As is often the case in the Digital Humanities landscape, outsiders find it difficult to imagine what kind of work a digital medievalist would engage with. If the term Digital Humanities is often perceived as an oxymoron, this is even more so for Digital Medievalist. Digital and medieval do not seem to go together, and yet, as we know, they complement each other in our projects.
Digital Medievalist (DM) was born in 2003 as a project and an international ‘community of practice’ dedicated to the development and dissemination of best practice in the use of technology in Medieval Studies. In 2005, the Digital Medievalist Journal (DMJ) was added as a more formal component of DM. A review of the papers published in DMJ and of the posts and webpages here at digitalmedievalist.org provides an idea and an overview of our scholarly activities. Digital archives, digital palaeography and codicology projects, medieval corpora, textual analysis and editions are among the most prominent activities, but DM does not wish to be solely involved in medieval manuscript culture. A recent review of a project on Gothic Architecture is an example of the breath of activities carried out by digital medievalists.
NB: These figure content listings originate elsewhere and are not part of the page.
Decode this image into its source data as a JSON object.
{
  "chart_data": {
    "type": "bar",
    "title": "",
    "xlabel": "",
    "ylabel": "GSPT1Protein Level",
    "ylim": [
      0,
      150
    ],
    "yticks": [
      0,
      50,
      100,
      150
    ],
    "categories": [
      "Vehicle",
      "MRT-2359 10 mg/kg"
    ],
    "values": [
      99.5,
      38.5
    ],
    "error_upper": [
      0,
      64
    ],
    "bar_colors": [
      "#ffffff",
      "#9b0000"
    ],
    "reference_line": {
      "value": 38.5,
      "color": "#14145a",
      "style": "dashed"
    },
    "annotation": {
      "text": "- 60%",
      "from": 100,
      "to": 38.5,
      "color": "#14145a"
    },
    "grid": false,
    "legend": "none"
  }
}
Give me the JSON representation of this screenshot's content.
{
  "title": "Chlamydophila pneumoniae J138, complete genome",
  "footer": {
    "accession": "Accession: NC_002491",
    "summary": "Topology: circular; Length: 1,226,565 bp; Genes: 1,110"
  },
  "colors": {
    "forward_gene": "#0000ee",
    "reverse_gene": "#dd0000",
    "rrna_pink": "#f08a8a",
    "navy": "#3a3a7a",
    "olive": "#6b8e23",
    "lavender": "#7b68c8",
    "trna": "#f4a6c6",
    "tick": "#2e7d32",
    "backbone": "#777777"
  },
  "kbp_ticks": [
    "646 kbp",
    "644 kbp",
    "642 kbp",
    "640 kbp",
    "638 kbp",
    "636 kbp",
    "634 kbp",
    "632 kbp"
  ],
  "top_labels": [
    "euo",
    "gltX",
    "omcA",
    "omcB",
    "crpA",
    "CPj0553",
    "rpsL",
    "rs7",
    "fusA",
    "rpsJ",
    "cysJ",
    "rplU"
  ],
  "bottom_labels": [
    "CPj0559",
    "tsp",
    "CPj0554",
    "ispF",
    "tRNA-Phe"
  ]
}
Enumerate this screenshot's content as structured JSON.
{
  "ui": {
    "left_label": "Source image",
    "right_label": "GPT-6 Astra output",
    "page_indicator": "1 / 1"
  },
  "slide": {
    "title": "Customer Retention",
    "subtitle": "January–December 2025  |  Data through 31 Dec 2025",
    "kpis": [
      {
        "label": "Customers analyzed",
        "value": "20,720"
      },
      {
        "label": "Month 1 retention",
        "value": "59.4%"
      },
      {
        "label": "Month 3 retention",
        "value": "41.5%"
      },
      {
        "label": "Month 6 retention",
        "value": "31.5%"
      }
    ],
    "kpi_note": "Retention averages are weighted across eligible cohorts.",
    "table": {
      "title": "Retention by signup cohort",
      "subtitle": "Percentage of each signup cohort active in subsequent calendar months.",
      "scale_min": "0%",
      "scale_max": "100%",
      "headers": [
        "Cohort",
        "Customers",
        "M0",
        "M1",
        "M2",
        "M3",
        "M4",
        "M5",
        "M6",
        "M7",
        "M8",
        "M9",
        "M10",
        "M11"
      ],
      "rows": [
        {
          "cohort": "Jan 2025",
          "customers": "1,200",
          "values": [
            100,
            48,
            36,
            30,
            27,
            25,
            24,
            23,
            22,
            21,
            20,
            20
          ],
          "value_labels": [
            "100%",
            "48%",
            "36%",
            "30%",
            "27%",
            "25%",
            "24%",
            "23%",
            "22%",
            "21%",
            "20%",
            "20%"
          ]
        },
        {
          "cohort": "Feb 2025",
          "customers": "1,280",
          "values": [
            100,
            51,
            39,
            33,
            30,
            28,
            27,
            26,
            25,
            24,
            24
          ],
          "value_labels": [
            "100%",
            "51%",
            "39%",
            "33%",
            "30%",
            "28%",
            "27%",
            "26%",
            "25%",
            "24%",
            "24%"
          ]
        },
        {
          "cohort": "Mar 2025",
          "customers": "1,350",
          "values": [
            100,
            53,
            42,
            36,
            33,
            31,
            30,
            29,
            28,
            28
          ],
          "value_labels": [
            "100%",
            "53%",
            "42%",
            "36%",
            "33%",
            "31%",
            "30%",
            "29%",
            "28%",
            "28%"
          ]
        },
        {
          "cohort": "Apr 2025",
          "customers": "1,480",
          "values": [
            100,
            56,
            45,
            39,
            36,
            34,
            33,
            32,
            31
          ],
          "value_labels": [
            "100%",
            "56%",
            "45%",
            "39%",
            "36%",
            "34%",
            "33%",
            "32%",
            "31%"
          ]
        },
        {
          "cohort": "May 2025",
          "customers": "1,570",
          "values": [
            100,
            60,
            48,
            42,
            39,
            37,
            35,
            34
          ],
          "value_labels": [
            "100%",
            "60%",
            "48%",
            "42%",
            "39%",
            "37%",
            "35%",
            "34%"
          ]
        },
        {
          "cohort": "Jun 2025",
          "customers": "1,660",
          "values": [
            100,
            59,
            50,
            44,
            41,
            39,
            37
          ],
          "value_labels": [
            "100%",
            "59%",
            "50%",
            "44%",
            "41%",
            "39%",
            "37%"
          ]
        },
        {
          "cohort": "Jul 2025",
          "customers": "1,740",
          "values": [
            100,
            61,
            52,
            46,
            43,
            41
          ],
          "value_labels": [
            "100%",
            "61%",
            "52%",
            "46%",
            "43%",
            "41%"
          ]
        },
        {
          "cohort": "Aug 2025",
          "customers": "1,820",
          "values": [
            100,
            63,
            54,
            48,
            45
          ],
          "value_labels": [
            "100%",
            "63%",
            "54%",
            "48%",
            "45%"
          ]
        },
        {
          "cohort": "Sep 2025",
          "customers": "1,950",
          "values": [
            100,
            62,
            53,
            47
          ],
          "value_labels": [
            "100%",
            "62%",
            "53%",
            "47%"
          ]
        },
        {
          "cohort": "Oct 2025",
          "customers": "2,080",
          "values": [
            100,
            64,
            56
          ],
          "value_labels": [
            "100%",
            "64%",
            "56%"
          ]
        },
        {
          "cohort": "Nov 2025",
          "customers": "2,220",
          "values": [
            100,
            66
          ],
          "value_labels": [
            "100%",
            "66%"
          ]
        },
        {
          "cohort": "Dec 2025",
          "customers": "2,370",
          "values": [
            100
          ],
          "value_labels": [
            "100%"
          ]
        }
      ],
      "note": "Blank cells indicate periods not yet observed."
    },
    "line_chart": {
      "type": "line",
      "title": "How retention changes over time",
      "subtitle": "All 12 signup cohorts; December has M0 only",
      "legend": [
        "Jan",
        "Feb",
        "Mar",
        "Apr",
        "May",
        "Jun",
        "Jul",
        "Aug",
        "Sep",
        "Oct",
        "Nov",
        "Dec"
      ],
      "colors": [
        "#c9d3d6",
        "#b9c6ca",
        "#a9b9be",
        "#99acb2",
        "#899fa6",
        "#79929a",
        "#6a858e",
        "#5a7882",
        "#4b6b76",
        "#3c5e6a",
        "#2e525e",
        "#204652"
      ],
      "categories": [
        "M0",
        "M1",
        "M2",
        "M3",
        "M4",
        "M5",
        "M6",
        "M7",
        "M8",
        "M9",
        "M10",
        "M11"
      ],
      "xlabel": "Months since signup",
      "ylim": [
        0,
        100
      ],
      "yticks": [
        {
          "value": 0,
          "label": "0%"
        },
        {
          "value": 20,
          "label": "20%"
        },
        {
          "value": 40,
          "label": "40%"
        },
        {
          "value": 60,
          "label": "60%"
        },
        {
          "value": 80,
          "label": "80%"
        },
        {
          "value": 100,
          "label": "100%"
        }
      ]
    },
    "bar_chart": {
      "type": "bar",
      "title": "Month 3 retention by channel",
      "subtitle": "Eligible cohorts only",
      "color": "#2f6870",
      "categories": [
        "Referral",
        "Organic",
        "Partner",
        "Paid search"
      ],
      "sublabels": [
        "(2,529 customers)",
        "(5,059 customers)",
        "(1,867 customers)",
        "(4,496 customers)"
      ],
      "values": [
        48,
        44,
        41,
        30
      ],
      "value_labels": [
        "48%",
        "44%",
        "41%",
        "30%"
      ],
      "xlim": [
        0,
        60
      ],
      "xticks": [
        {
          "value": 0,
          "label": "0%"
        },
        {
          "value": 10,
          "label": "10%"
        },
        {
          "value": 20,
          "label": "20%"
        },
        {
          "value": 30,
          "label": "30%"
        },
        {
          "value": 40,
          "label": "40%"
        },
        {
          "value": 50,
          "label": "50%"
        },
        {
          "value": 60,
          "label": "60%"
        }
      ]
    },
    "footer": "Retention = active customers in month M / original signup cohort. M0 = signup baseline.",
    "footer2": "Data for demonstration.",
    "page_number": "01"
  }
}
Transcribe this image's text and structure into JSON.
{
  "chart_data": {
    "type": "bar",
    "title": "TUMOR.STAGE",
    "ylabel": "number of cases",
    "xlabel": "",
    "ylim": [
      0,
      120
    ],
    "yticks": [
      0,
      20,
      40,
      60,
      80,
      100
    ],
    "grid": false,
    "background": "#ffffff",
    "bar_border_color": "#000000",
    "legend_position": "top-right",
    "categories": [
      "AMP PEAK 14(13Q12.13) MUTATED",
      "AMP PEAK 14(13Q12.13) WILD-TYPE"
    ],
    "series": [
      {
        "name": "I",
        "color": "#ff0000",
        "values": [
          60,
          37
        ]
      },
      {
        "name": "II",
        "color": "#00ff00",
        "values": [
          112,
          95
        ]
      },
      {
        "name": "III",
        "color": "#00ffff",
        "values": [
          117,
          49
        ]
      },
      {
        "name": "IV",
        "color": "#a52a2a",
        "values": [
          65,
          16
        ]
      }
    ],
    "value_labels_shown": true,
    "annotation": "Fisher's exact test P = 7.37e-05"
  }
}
To start a reflection on the scholarly interests and endeavours lead by members of our community, we are launching a series of blog-posts written by digital medievalists from around the world, focussing on some aspects of their research, and showcasing their particular views of the Digital Medievalist landscape.
We begin with contributions by a group of early career researchers who are (or have been) engaged in research projects as part of a series of postdocs in Data Curation for Medieval Studies, organized by the Council on Library and Information Resources (CLIR) and funded by the Mellon Foundation.